I apologize for asking you in a sarcastic manner, 18 years ago, what I would ever use geometry for in real life. I told you if I ever needed to fence in an abnormally shaped section of my yard that I would expect the guy I hired to build the fence to know such things. I was adamant about the "fact" that circles and triangles would not be so prevalent in my life that I'd need to understand those crazy measurements you tried to teach us. It became abundantly clear to me this evening that you were right, that we could not know where or when but one day we would need to know such things.
Bethany, who is mad at herself right now
I. Feel. So. Dumb. The technique of shirring is abundant in the sewing world right now--it's on a ton of the blogs I read, the fabric stores have samples of shirred garments on display, and so on. I don't sew clothes well, so I thought I would make a shirred lampshade for my room. It would slip right over my current lampshade, and if it worked well I could make a few for when my mood changed. I measured my old lampshade oh so carefully. It seemed terribly logical to me that the shape should be a trapezoid, and that it would magically fit a circular object. I measured several times. I had crazy amounts of fun shirring. And when I put the lampshade on--it was like that moment in 'National Lampoon's Christmas Vacation' when Clark realizes he forgot to bring the axe to the Christmas tree farm, right down to the 'boing' noise I heard in my head.
Here are a few of the comments I received:
~ "Where's the 'flare'?"
~ "Oh. What happened? Why is that part pointy?"

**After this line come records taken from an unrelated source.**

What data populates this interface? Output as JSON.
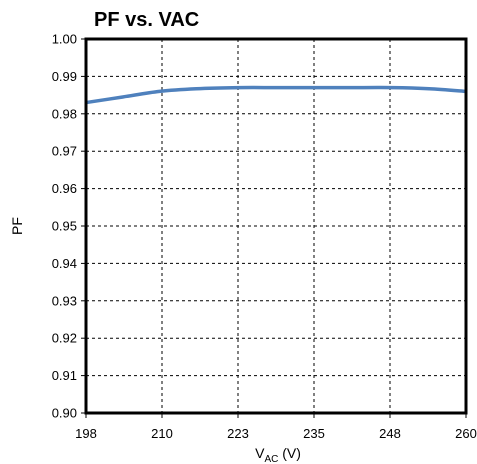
{
  "chart_data": {
    "type": "line",
    "title": "PF vs. VAC",
    "xlabel": {
      "main": "V",
      "sub": "AC",
      "suffix": " (V)"
    },
    "ylabel": "PF",
    "x_ticks": [
      "198",
      "210",
      "223",
      "235",
      "248",
      "260"
    ],
    "y_ticks": [
      "0.90",
      "0.91",
      "0.92",
      "0.93",
      "0.94",
      "0.95",
      "0.96",
      "0.97",
      "0.98",
      "0.99",
      "1.00"
    ],
    "xlim": [
      198,
      260
    ],
    "ylim": [
      0.9,
      1.0
    ],
    "grid": true,
    "series": [
      {
        "color": "#4f81bd",
        "x": [
          198,
          204,
          210,
          216,
          223,
          229,
          235,
          241,
          248,
          254,
          260
        ],
        "y": [
          0.983,
          0.9845,
          0.986,
          0.9867,
          0.987,
          0.987,
          0.987,
          0.987,
          0.987,
          0.9867,
          0.986
        ]
      }
    ]
  }
}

~ "What made you think a trapezoid would fit around a cone?"
~ "It's like that time you tried to knit me a messenger bag and you thought the pattern was wrong instead of you being wrong."
~ "That's really funny! I love your effort, even if the result was bad."
~ "Can't you see it's supposed to be more circular?" and of course...
I am out of the fabric (which I LOVED), and the piece I had started with would have been perfectly sized for this project (done properly). I spent an entire evening shirring row after row--but this was ridiculously satisfying. And it was all visually so interesting to see (especially after I took the iron to it). I didn't want to part with my failure. So I resewed the side seam so it was cylindrical, and I think I'll use it around a vase to cover the stems (especially if they're fake flowers) or just to cheer it up a bit. So lesson begrudgingly learned for next time.
See? Cute! It's one of those fake patchwork fabrics, and the colors were just so bright and cheery.